6. The channel robust voiceprint recognition system based on deep belief network feature vectors according to claim 5, characterized in that, a method for measuring the degree of discrimination of the extracted depth features of different hidden layers of neural networks is proposed, and the definition of discrimination Ratio R _p =det(S _bp )/det(S _wp ), as a measure of depth feature discrimination, where S _bp is the inter-class scatter matrix of training data, and S _wp is the intra-class scatter matrix of training data, which is defined as follows :

where s _mj is the MFCC feature, f _p ( ) is the mapping of the deep belief network from the input of the MFCC to the output of the p-th hidden layer, G _pm is the mean vector of the training data class, G _p is the mean vector of all training data, and the mathematical Expressed as follows:

The large inter-class distance and the smallest intra-class distance are conducive to the distinguishability of the extracted feature vectors. Therefore, the hidden layer feature vector with the largest discriminant ratio R _p is the most discriminative, that is, the hidden layer feature vector that satisfies k=argmax p R p is determined to satisfy k=argmax _p R _p The output of the layer is used as the best depth feature, and using the depth feature f _k (s _mj ) of the kth layer of the speaker's deep belief network, the feature vector k ^th -DBN-vector can be obtained, which is defined as

Among them, m is the speaker's ID number, c _m is the frame length of MFCC extracted from each sentence, and N _p is the dimension of the pth hidden layer of the deep belief network.

7. The channel robust voiceprint recognition system based on deep belief network feature vectors according to claim 1, wherein the speaker acoustic model generation module utilizes the speaker's feature vector k ^th -DBN- vector performs probabilistic linear discriminant analysis (PLDA) modeling and saves the PLDA model parameters.
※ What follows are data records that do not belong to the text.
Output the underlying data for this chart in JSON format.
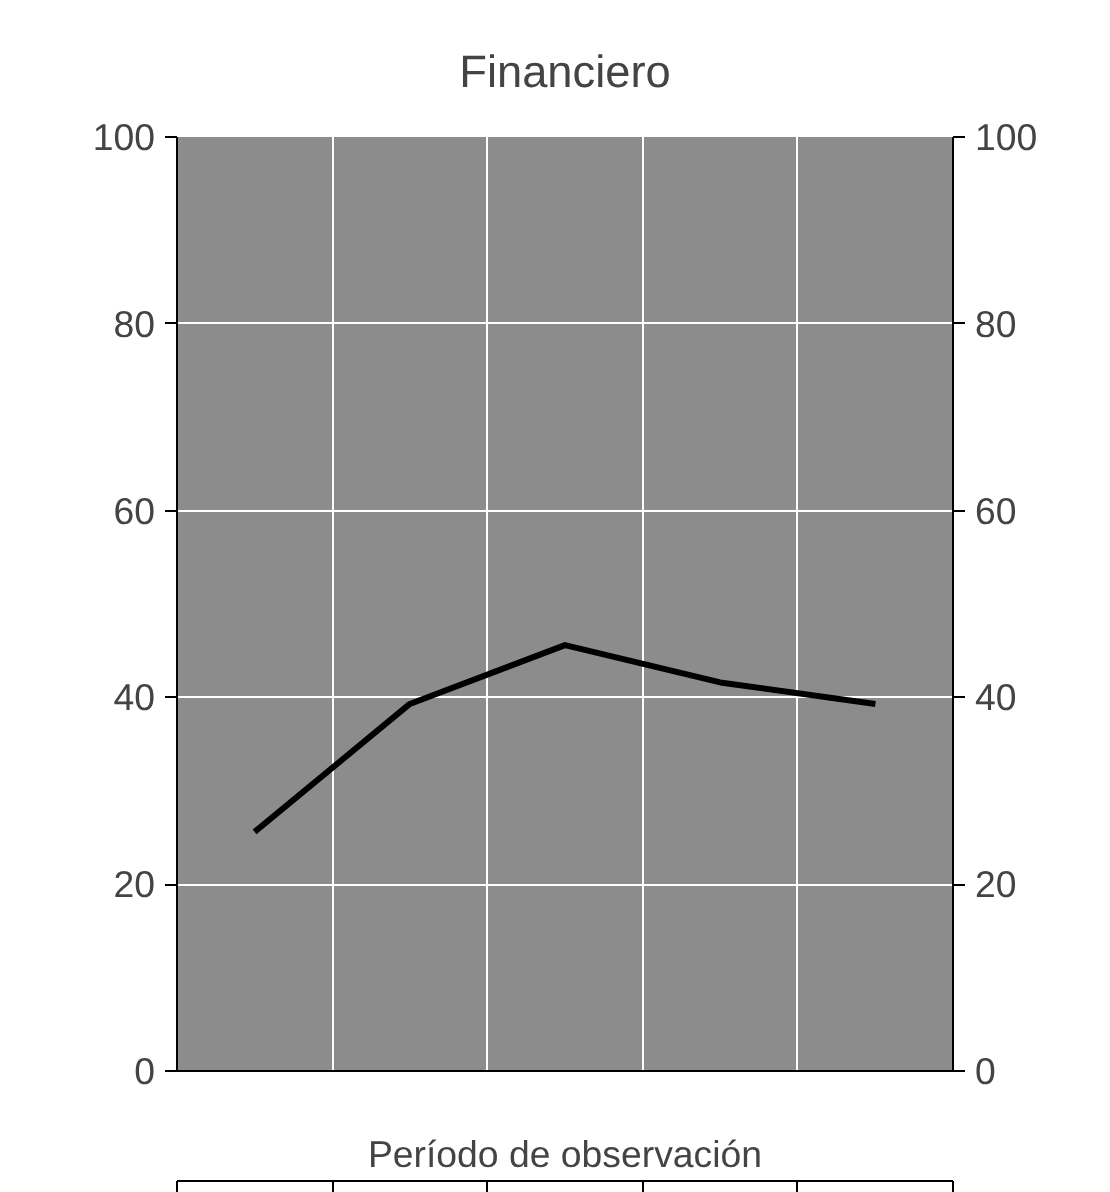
{
  "chart_data": {
    "type": "line",
    "title": "Financiero",
    "xlabel": "Período de observación",
    "categories": [
      null,
      null,
      null,
      null,
      null
    ],
    "series": [
      {
        "color": "#000000",
        "values": [
          25.6,
          39.3,
          45.6,
          41.6,
          39.3
        ]
      }
    ],
    "ylim": [
      0,
      100
    ],
    "yticks": [
      0,
      20,
      40,
      60,
      80,
      100
    ],
    "y2lim": [
      0,
      100
    ],
    "y2ticks": [
      0,
      20,
      40,
      60,
      80,
      100
    ],
    "grid": true,
    "marker": "none",
    "line_style": "solid"
  }
}
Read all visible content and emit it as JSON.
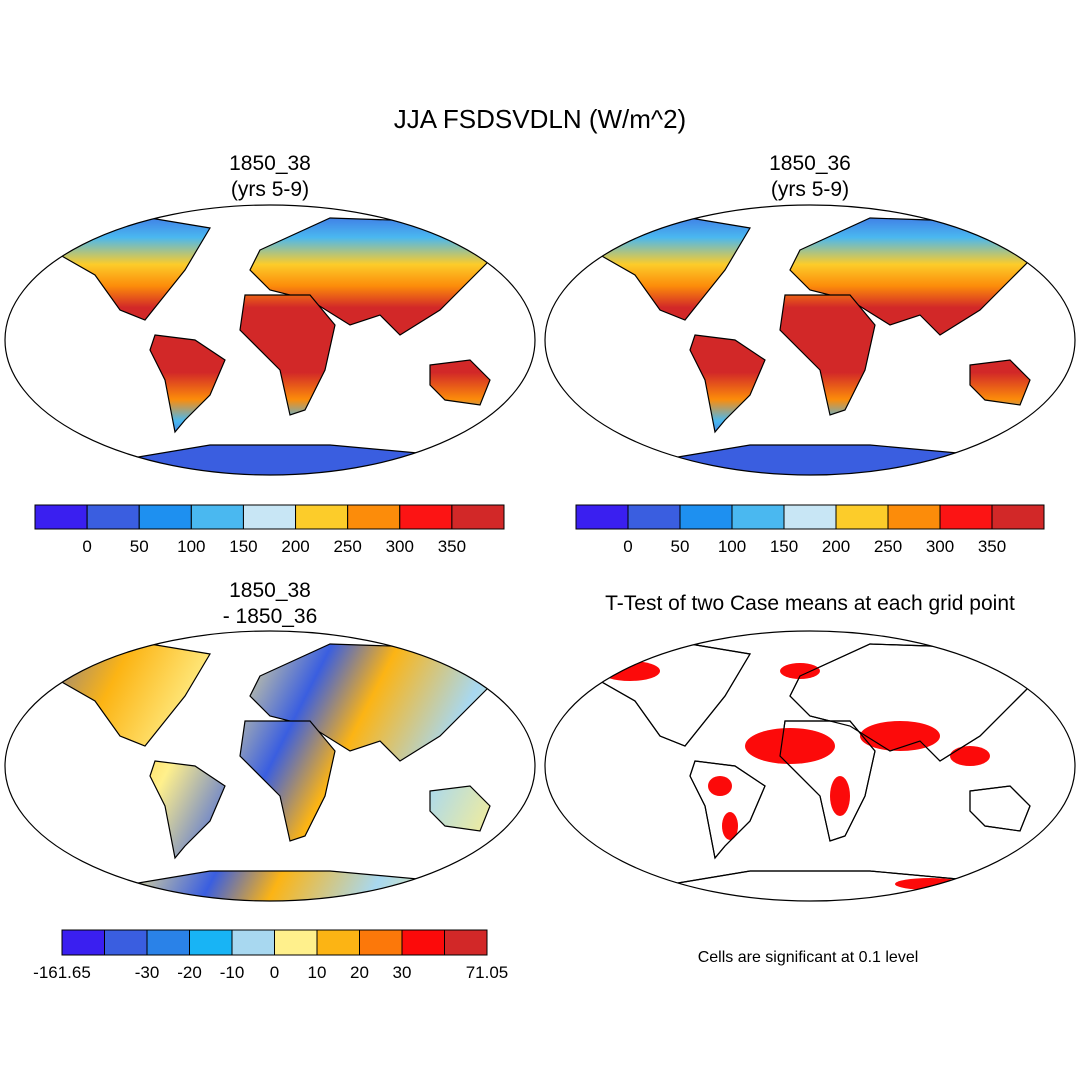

8. The channel robust voiceprint recognition system based on deep belief network feature vectors according to claim 1, wherein the speaker identification module can first extract the registrant according to the trained deep belief network and tester's k ^th -DBN-vector. Then based on the trained PLDA model, the log likelihood ratio score s is obtained, and finally the score is compared with the given threshold s ₀ , if s≥s ₀ , the tester is considered to be the registrant, otherwise not.